No dia 1 de julho de 1949, a 32.ª conferência-geral da Organização Internacional do Trabalho, reunida em Genebra, decidiu convencionar a supressão progressiva das “Agências de Colocação não Gratuitas” e a obrigatoriedade da manutenção de “um serviço público e gratuito de emprego”.
Foto de Paulete Matos.
Foto de Paulete Matos.

Foi só em 1984 que Portugal ratificou a versão revista da Convenção n.º 96 da Organização Internacional do Trabalho (OIT), aprovada a 1 de julho de 1949, o dia em as Empresas de Trabalho Temporário (ETT) foram proibidas.

Na altura, as ETT's eram referidas como “Agências de Colocação não Gratuitas” e correspondiam às designadas como tendo “fins lucrativos”. Naquele dia, a meio do século XX, a OIT convencionou a sua “supressão progressiva” e a obrigatoriedade da manutenção de “um serviço público e gratuito de emprego”, o que corresponde hoje ao Instituto de Emprego e Formação Profissional (IEFP) português.
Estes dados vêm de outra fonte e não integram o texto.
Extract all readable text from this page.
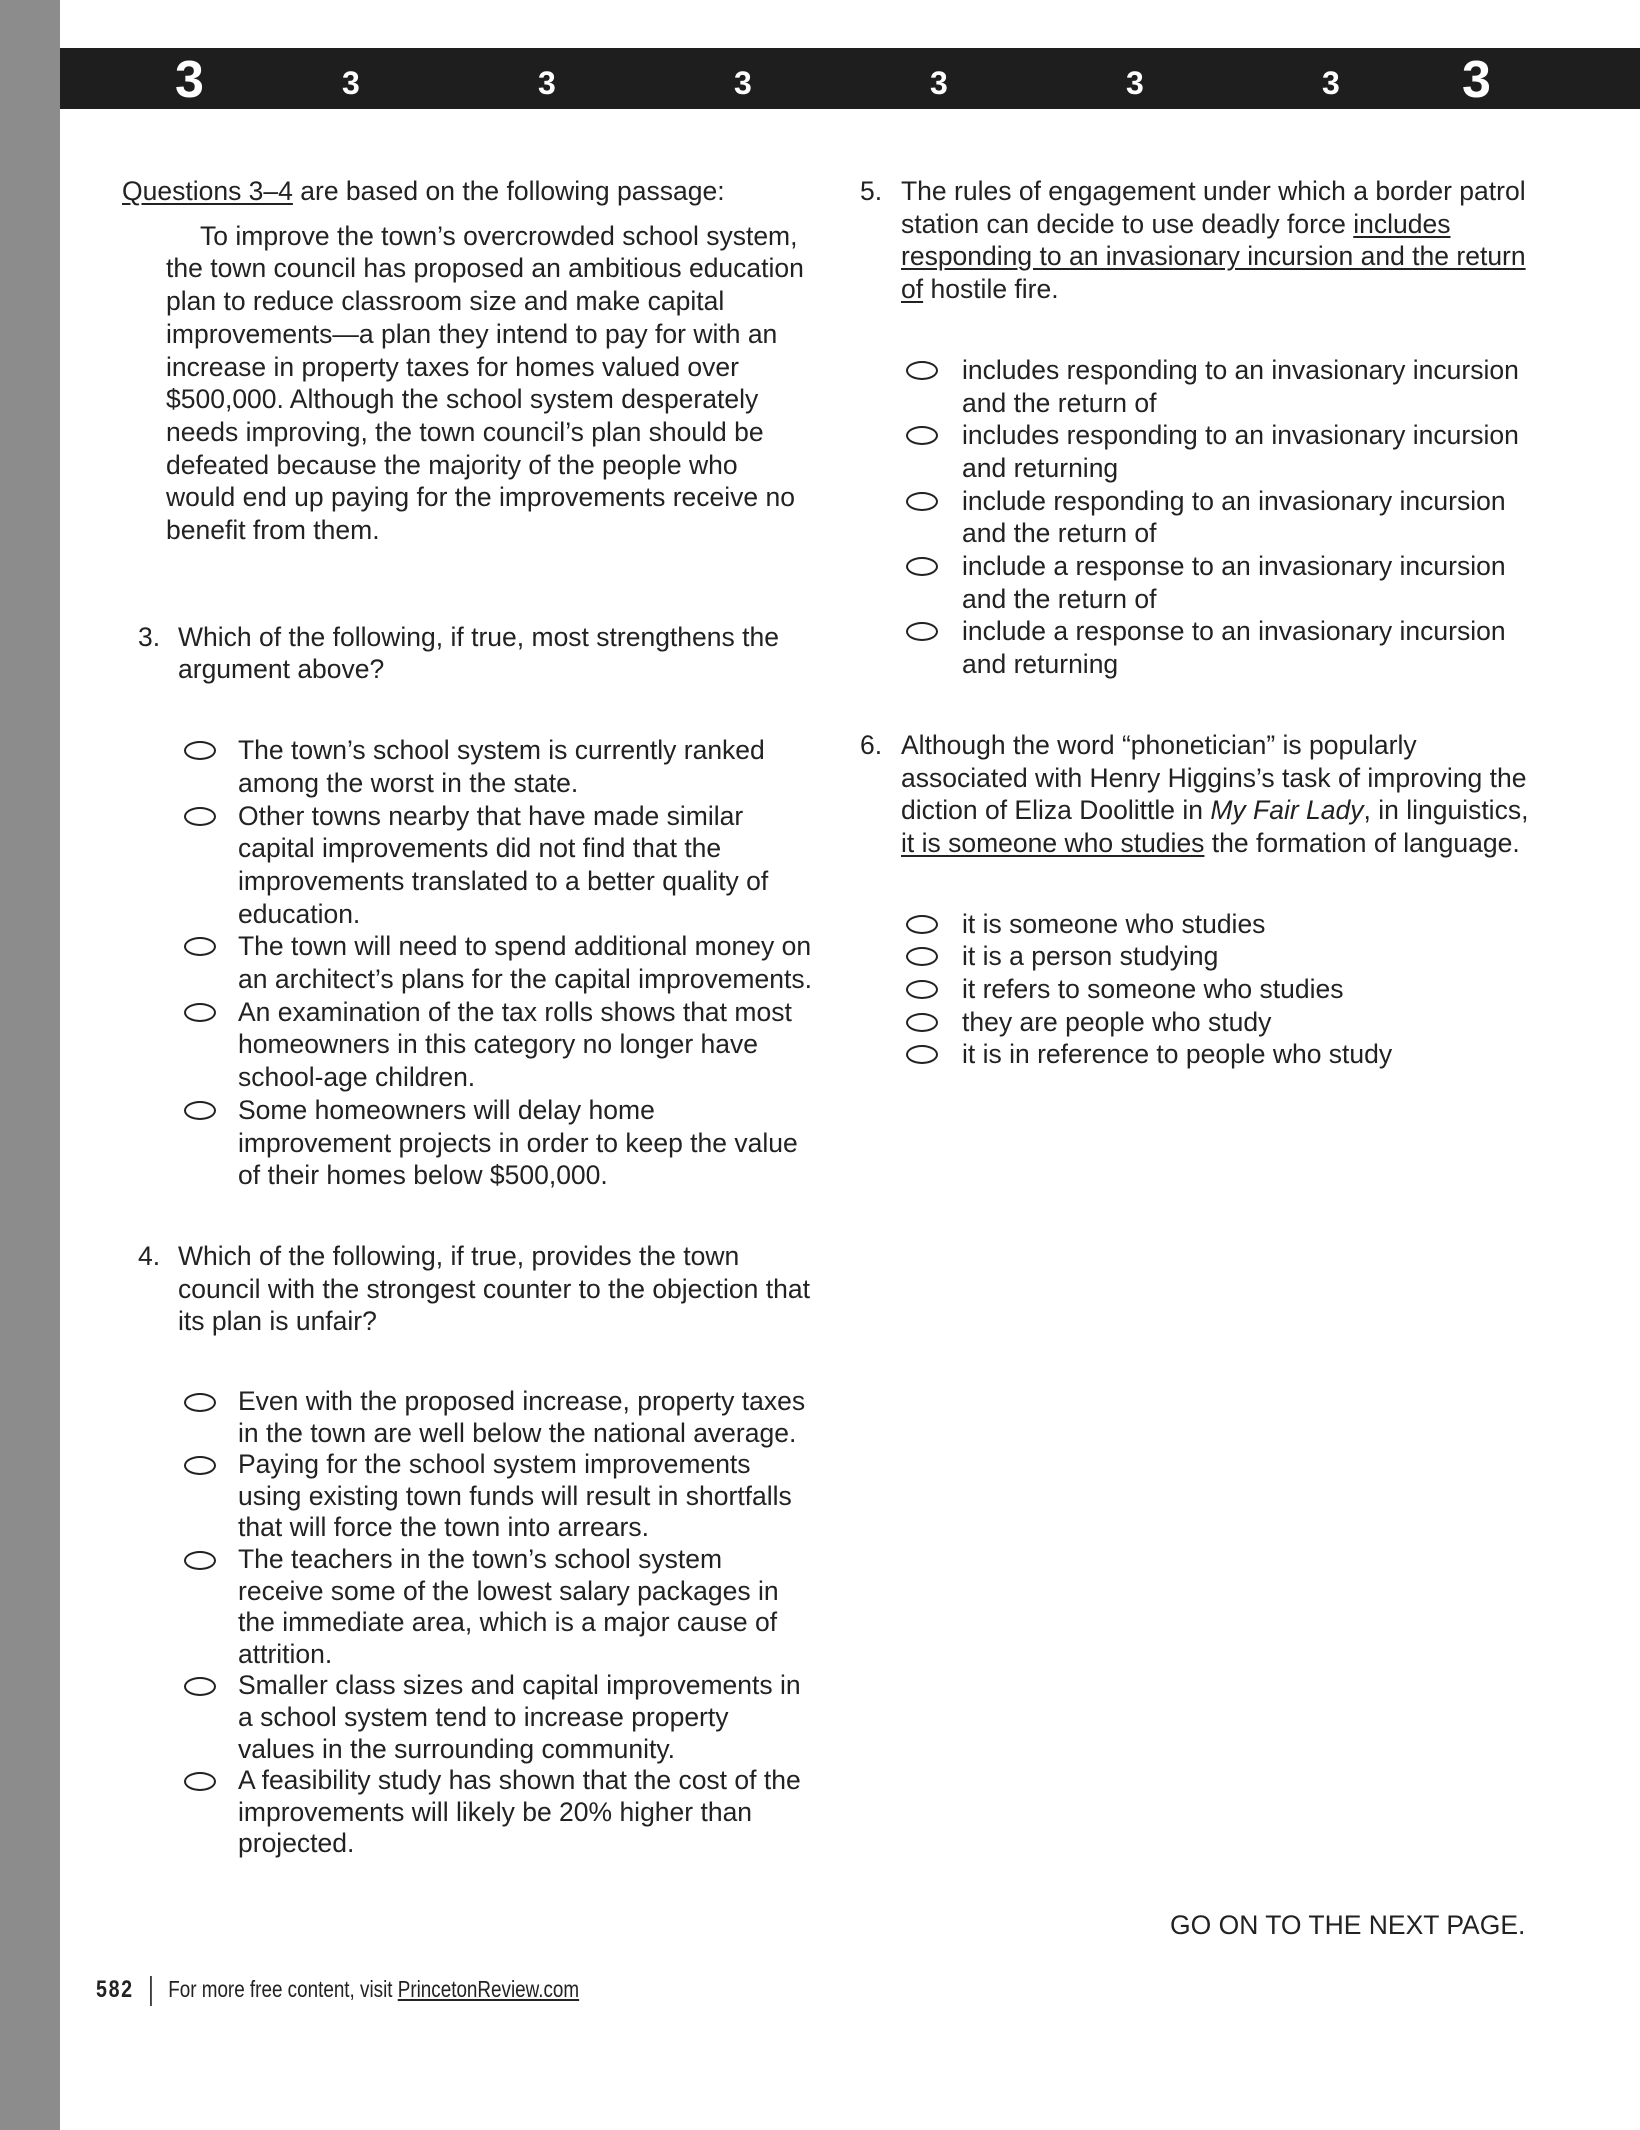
3	3	3	3	3	3	3 3
Questions 3–4 are based on the following passage:

To improve the town’s overcrowded school system, the town council has proposed an ambitious education plan to reduce classroom size and make capital improvements—a plan they intend to pay for with an increase in property taxes for homes valued over $500,000. Although the school system desperately needs improving, the town council’s plan should be defeated because the majority of the people who would end up paying for the improvements receive no benefit from them.

3. Which of the following, if true, most strengthens the argument above?
The town’s school system is currently ranked among the worst in the state.
Other towns nearby that have made similar capital improvements did not find that the improvements translated to a better quality of education.
The town will need to spend additional money on an architect’s plans for the capital improvements.
An examination of the tax rolls shows that most homeowners in this category no longer have school-age children.
Some homeowners will delay home improvement projects in order to keep the value of their homes below $500,000.
4. Which of the following, if true, provides the town council with the strongest counter to the objection that its plan is unfair?
Even with the proposed increase, property taxes in the town are well below the national average.
Paying for the school system improvements using existing town funds will result in shortfalls that will force the town into arrears.
The teachers in the town’s school system receive some of the lowest salary packages in the immediate area, which is a major cause of attrition.
Smaller class sizes and capital improvements in a school system tend to increase property values in the surrounding community.
A feasibility study has shown that the cost of the improvements will likely be 20% higher than projected.
5. The rules of engagement under which a border patrol station can decide to use deadly force includes responding to an invasionary incursion and the return of hostile fire.
includes responding to an invasionary incursion and the return of
includes responding to an invasionary incursion and returning
include responding to an invasionary incursion and the return of
include a response to an invasionary incursion and the return of
include a response to an invasionary incursion and returning
6. Although the word “phonetician” is popularly associated with Henry Higgins’s task of improving the diction of Eliza Doolittle in My Fair Lady, in linguistics, it is someone who studies the formation of language.
it is someone who studies
it is a person studying
it refers to someone who studies
they are people who study
it is in reference to people who study
GO ON TO THE NEXT PAGE.
582 For more free content, visit PrincetonReview.com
No entanto, o Decreto do Governo n.º 68/84, assinado pelo então Primeiro-Ministro português Mário Soares, decidiu ratificar a Convenção n.º 96, adotando apenas a sua III Parte, ou seja, a que veio regular a atividade daquelas agências. Muito explicitamente, este decreto recusou ratificar a II Parte da convenção, ou seja, a determinação da “supressão progressiva” das ETT's. De qualquer modo, com esta ratificação parcial, Portugal ficou obrigado a investir num serviço público de emprego.

Com a chegada do século XXI, em 2001, o Estado português ratificou uma nova convenção sobre as “agências de emprego privadas”, que anulou a de 1949. Trata-se da Convenção n.º 181, adotada pela Conferência Internacional do Trabalho, em 19 de junho de 1997, que vem “reconhecer o papel que as agências de emprego privadas podem desempenhar no bom funcionamento do mercado de trabalho”. A menção ao “lucro” resultante da intermediação entre o trabalhador e o empregador desapareceu na nova definição, admitindo agora a OIT que esta agências operam “num contexto muito diferente”.

Na prática, tratou-se de cimentar o “contexto” de legitimação das ETT's e do próprio trabalho temporário na nova organização do trabalho (no mundo e depois em Portugal), assim sustentada na inevitabilidade da flexibilidade das relações laborais, isto é, da intensificação da exploração e da precariedade laboral. É por esta razão que, paradoxalmente, a própria OIT justifica esta sua nova convenção como estando “consciente da importância da flexibilidade no funcionamento dos mercados de trabalho" e também “recordando a necessidade de proteger os trabalhadores contra os abusos” e “reconhecendo a necessidade de garantir a liberdade sindical e de promover a negociação coletiva e o diálogo social enquanto elementos indispensáveis das boas relações profissionais”.

As contradições estão à vista de todos.

Transcrevemos aqui as I, II e III Partes da Convenção n.º 96 da Organização Internacional do Trabalho (revista, 1949)1.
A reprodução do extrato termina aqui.